Question

A molal solution is one that contains one mole of the solute in
A.1000 g of the solvent
B.One litre of the solvent
C.One litre of the solution
D.22.4 litre of the solvent

Answer 1

Hint: We know molality is the moles of solute per specified amount of mass of the solvent. Concentration is expressed as molality and its unit is $mol/kg$ (or) $m$. $Mol/kg$ is one molal solution.

Complete step by step answer:We can define molality as the number of solutes dissolved in 1 kg of solvent.
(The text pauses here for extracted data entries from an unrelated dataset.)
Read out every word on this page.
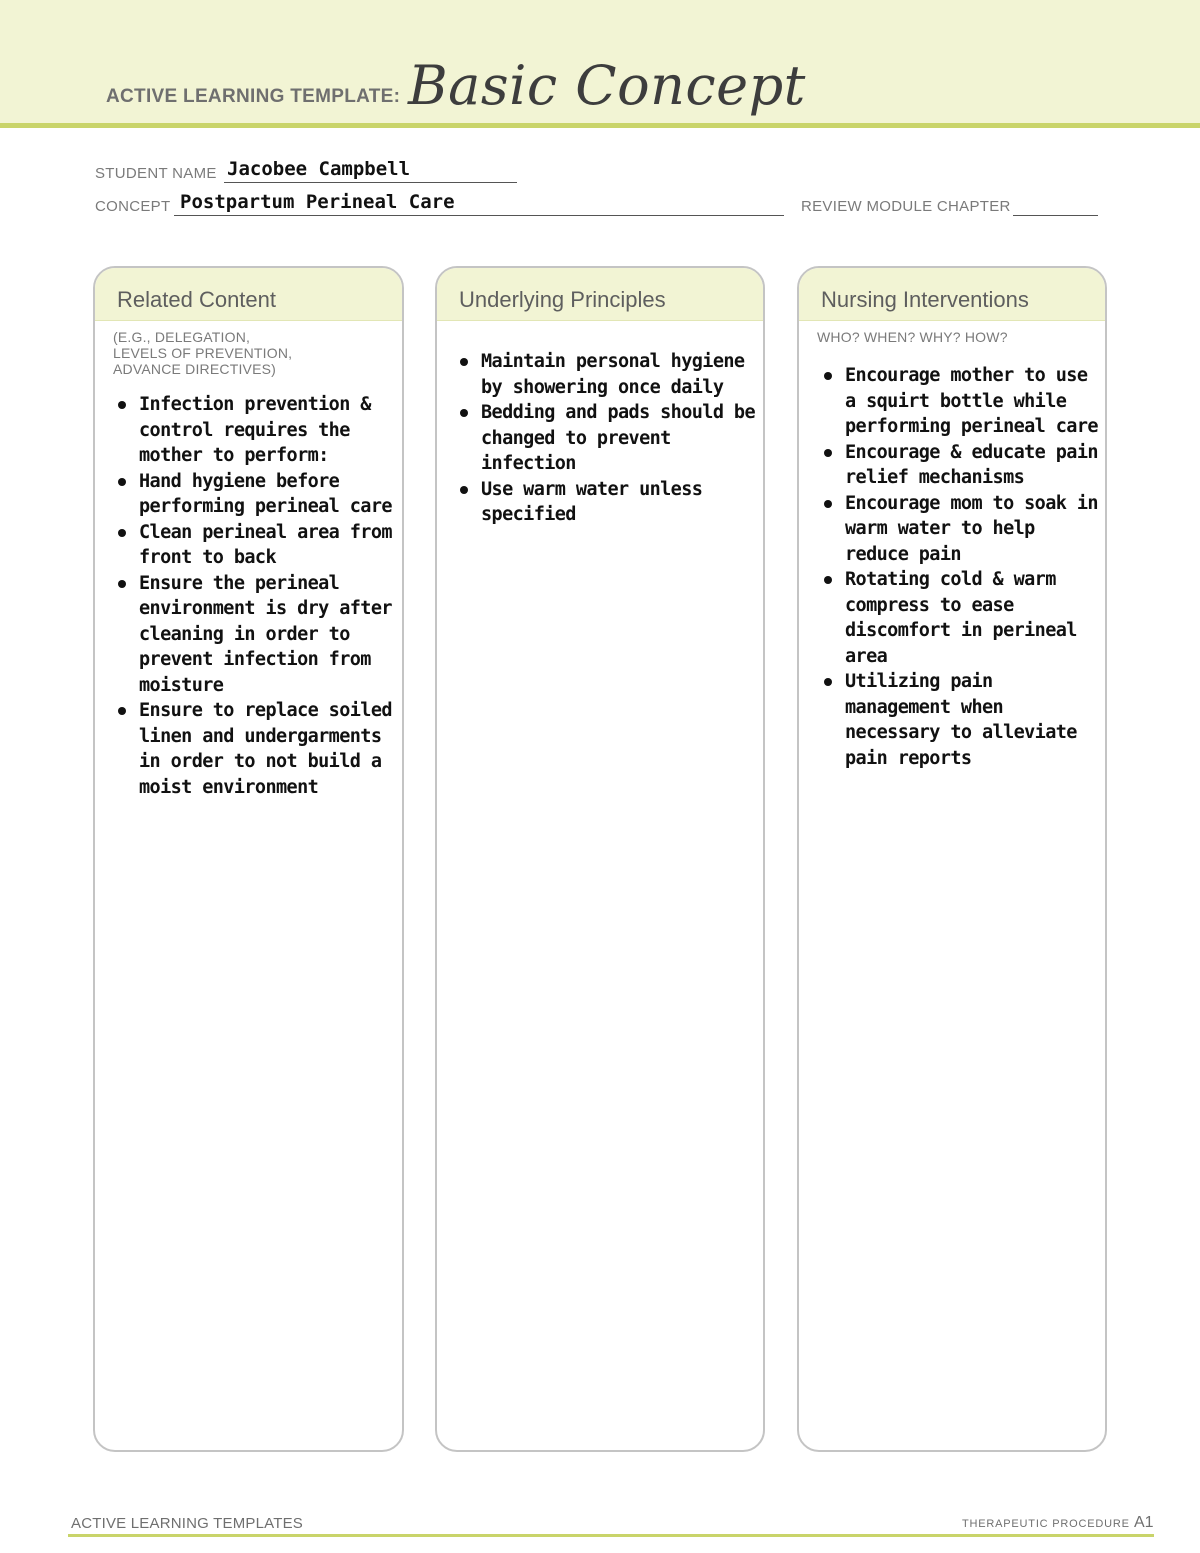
ACTIVE LEARNING TEMPLATE: Basic Concept
STUDENT NAME Jacobee Campbell
CONCEPT Postpartum Perineal Care	REVIEW MODULE CHAPTER
Related Content
(E.G., DELEGATION,
LEVELS OF PREVENTION,
ADVANCE DIRECTIVES)
Infection prevention & control requires the mother to perform:
Hand hygiene before performing perineal care
Clean perineal area from front to back
Ensure the perineal environment is dry after cleaning in order to prevent infection from moisture
Ensure to replace soiled linen and undergarments in order to not build a moist environment
Underlying Principles
Maintain personal hygiene by showering once daily
Bedding and pads should be changed to prevent infection
Use warm water unless specified
Nursing Interventions
WHO? WHEN? WHY? HOW?
Encourage mother to use a squirt bottle while performing perineal care
Encourage & educate pain relief mechanisms
Encourage mom to soak in warm water to help reduce pain
Rotating cold & warm compress to ease discomfort in perineal area
Utilizing pain management when necessary to alleviate pain reports
ACTIVE LEARNING TEMPLATES	THERAPEUTIC PROCEDURE A1
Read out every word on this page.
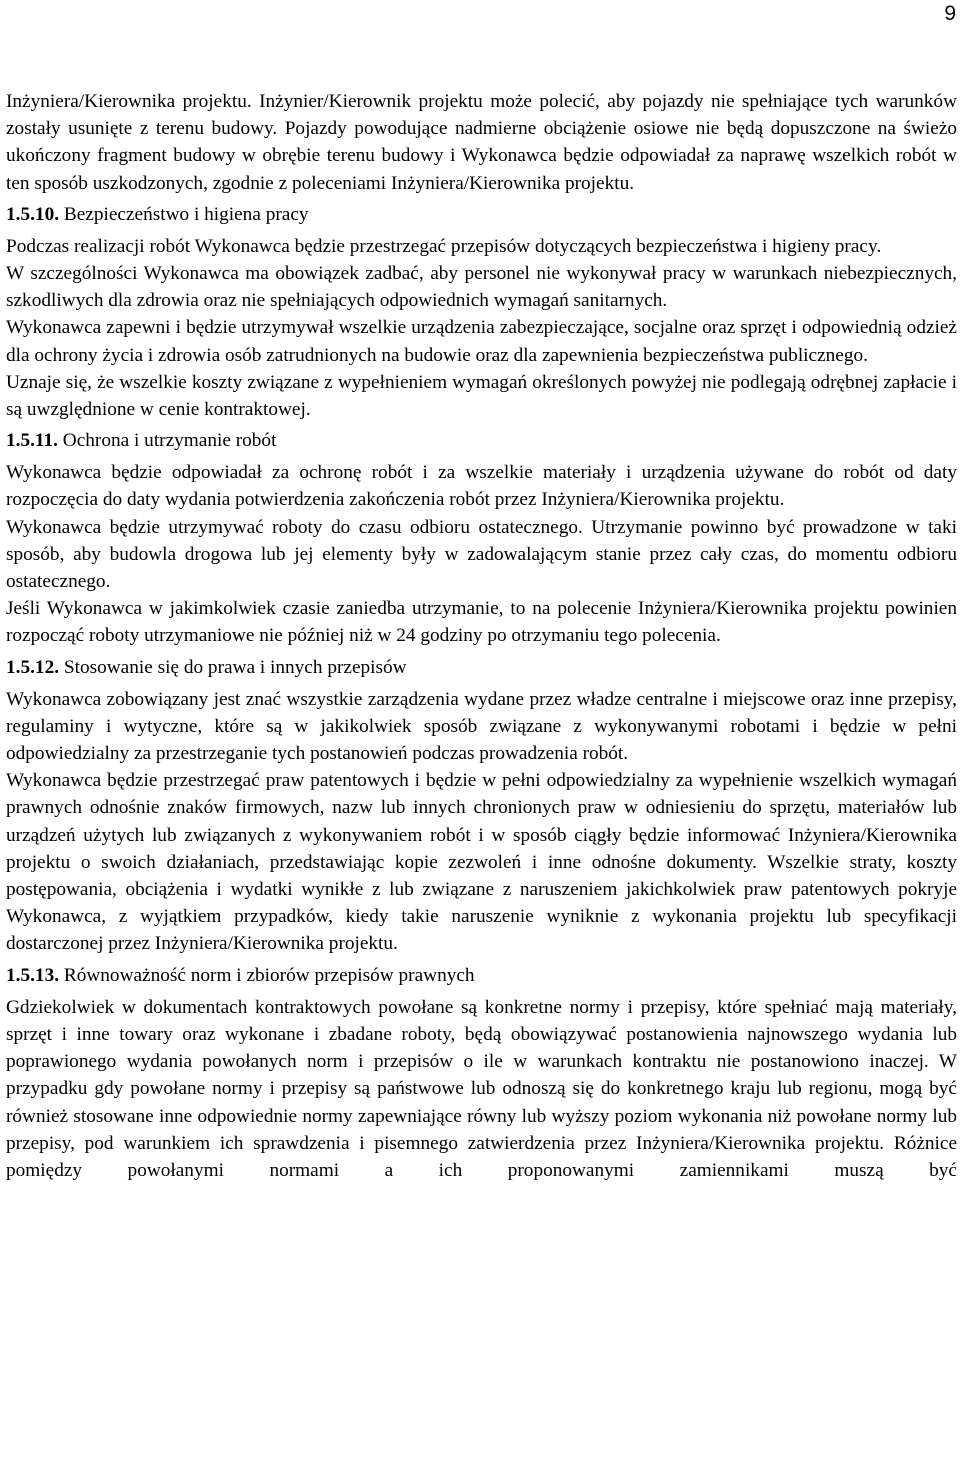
9

Inżyniera/Kierownika projektu. Inżynier/Kierownik projektu może polecić, aby pojazdy nie spełniające tych warunków zostały usunięte z terenu budowy. Pojazdy powodujące nadmierne obciążenie osiowe nie będą dopuszczone na świeżo ukończony fragment budowy w obrębie terenu budowy i Wykonawca będzie odpowiadał za naprawę wszelkich robót w ten sposób uszkodzonych, zgodnie z poleceniami Inżyniera/Kierownika projektu.

1.5.10. Bezpieczeństwo i higiena pracy

Podczas realizacji robót Wykonawca będzie przestrzegać przepisów dotyczących bezpieczeństwa i higieny pracy.

W szczególności Wykonawca ma obowiązek zadbać, aby personel nie wykonywał pracy w warunkach niebezpiecznych, szkodliwych dla zdrowia oraz nie spełniających odpowiednich wymagań sanitarnych.

Wykonawca zapewni i będzie utrzymywał wszelkie urządzenia zabezpieczające, socjalne oraz sprzęt i odpowiednią odzież dla ochrony życia i zdrowia osób zatrudnionych na budowie oraz dla zapewnienia bezpieczeństwa publicznego.

Uznaje się, że wszelkie koszty związane z wypełnieniem wymagań określonych powyżej nie podlegają odrębnej zapłacie i są uwzględnione w cenie kontraktowej.

1.5.11. Ochrona i utrzymanie robót

Wykonawca będzie odpowiadał za ochronę robót i za wszelkie materiały i urządzenia używane do robót od daty rozpoczęcia do daty wydania potwierdzenia zakończenia robót przez Inżyniera/Kierownika projektu.

Wykonawca będzie utrzymywać roboty do czasu odbioru ostatecznego. Utrzymanie powinno być prowadzone w taki sposób, aby budowla drogowa lub jej elementy były w zadowalającym stanie przez cały czas, do momentu odbioru ostatecznego.

Jeśli Wykonawca w jakimkolwiek czasie zaniedba utrzymanie, to na polecenie Inżyniera/Kierownika projektu powinien rozpocząć roboty utrzymaniowe nie później niż w 24 godziny po otrzymaniu tego polecenia.

1.5.12. Stosowanie się do prawa i innych przepisów

Wykonawca zobowiązany jest znać wszystkie zarządzenia wydane przez władze centralne i miejscowe oraz inne przepisy, regulaminy i wytyczne, które są w jakikolwiek sposób związane z wykonywanymi robotami i będzie w pełni odpowiedzialny za przestrzeganie tych postanowień podczas prowadzenia robót.

Wykonawca będzie przestrzegać praw patentowych i będzie w pełni odpowiedzialny za wypełnienie wszelkich wymagań prawnych odnośnie znaków firmowych, nazw lub innych chronionych praw w odniesieniu do sprzętu, materiałów lub urządzeń użytych lub związanych z wykonywaniem robót i w sposób ciągły będzie informować Inżyniera/Kierownika projektu o swoich działaniach, przedstawiając kopie zezwoleń i inne odnośne dokumenty. Wszelkie straty, koszty postępowania, obciążenia i wydatki wynikłe z lub związane z naruszeniem jakichkolwiek praw patentowych pokryje Wykonawca, z wyjątkiem przypadków, kiedy takie naruszenie wyniknie z wykonania projektu lub specyfikacji dostarczonej przez Inżyniera/Kierownika projektu.

1.5.13. Równoważność norm i zbiorów przepisów prawnych

Gdziekolwiek w dokumentach kontraktowych powołane są konkretne normy i przepisy, które spełniać mają materiały, sprzęt i inne towary oraz wykonane i zbadane roboty, będą obowiązywać postanowienia najnowszego wydania lub poprawionego wydania powołanych norm i przepisów o ile w warunkach kontraktu nie postanowiono inaczej. W przypadku gdy powołane normy i przepisy są państwowe lub odnoszą się do konkretnego kraju lub regionu, mogą być również stosowane inne odpowiednie normy zapewniające równy lub wyższy poziom wykonania niż powołane normy lub przepisy, pod warunkiem ich sprawdzenia i pisemnego zatwierdzenia przez Inżyniera/Kierownika projektu. Różnice pomiędzy powołanymi normami a ich proponowanymi zamiennikami muszą być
We can calculate the molality of a solution as,
${\text{Molality}}\,{\text{(m) = }}\dfrac{{{\text{Mass}}\,{\text{of}}\,{\text{solute(in mol)}}}}{{{\text{Mass of}}\,{\text{solvent(in kg)}}}}$
One kg of solvent is 1000 g of solvent.
$\therefore $ Option (A) is correct.
Example:
Calculate the molality of copper (II) bromide whose mass percentage is $0.50\% $.
The mass percentage of the solution is $0.50\% $.
Consider the total mass of the solution as 100g.
The mass of water is calculated as,
Mass of water=Total mass of the solution-Mass of copper (II) bromide
Mass of water=$100g - 0.50g\,CuB{r_2} = 99.5g$
The moles of copper (II) bromide are calculated from its molar mass.
Moles of copper (II) bromide=$0.50g \times \dfrac{{1mol}}{{223.37g}} = 0.00223mol$
Mass of water (in kg)=$99.5g \times \dfrac{{1kg}}{{1000g}} = 0.0995\,kg$
The molality of copper (II) bromide is given as,

$
  {\text{Molality}}\,{\text{(m) = }}\dfrac{{{\text{Mass}}\,{\text{of}}\,{\text{solute(in mol)}}}}{{{\text{Mass of}}\,{\text{solvent(in kg)}}}} \\
  Molality\,(m) = \dfrac{{0.00223\,mol}}{{0.0995kg}} \\
  Molality\,(m) = 0.02241m \\
 $
The molality of copper (II) bromide is $0.02241\,m$.
One mole of the solute in one litre of the solution is molarity. We can write the formula as,
${\text{Molarity = }}\dfrac{{{\text{Mass}}\,{\text{of}}\,{\text{solute(in}}\,{\text{moles)}}}}{{{\text{Volume}}\,{\text{of}}\,{\text{solution}}\,{\text{(in}}\,{\text{litres)}}}}$
One molar solution is one mole of solute in 1L of water.
Option (C) is incorrect.
We can define molar volume as the volume occupied by one mole of any substance at standard temperature and pressure. One mole of gas at standard temperature and pressure contains 22.4 Litres of gas and not solvent.
Option (D) is incorrect.
$\therefore $Option A is correct.


Note:
We can also calculate molality using the freezing point depression formula.
$m = \dfrac{{\Delta {T_f}}}{{{K_f}}}$
Here,
$\Delta {T_f} = $Freezing point of the solution
\[m = \]Molal concentration
${k_f} = $Freezing point depression constant (depends on the solvent used)
For example, let us calculate the molality of hydrochloric acid in benzene solution as,
Given,
Moles of hydrochloric acid =$0.030\,mol$
Mass of benzene =$100.0{\text{ }}g$
Freezing point of the solution $\left( {{T_f}} \right)$ =${4.04^o}C$
Freezing point of benzene $\left( {{T_o}} \right)$ =${5.51^o}C$
Freezing point depression constant of benzene =${4.90^o}C/m$
The change in freezing point is calculated as,
$
  \Delta {T_f} = {T_o} - {T_f} \\
  \Delta {T_f} = {5.51^o}C - {4.04^o}C \\
  \Delta {T_f} = {1.47^o}C \\
 $
The molality of the solution is calculated as,
$
  m = \dfrac{{\Delta {T_f}}}{{{K_f}}} \\
  m = \dfrac{{{{1.47}^o}C}}{{{{4.90}^o}C/m}} \\
  m = 0.3\,m \\
 $
The molality of hydrochloric acid in benzene solution is $0.3\,m$.
We can also calculate the molarity, mass percentage and mole fraction from molality. Molality depends on the masses of solvent and solute, and is not affected by temperature and pressure.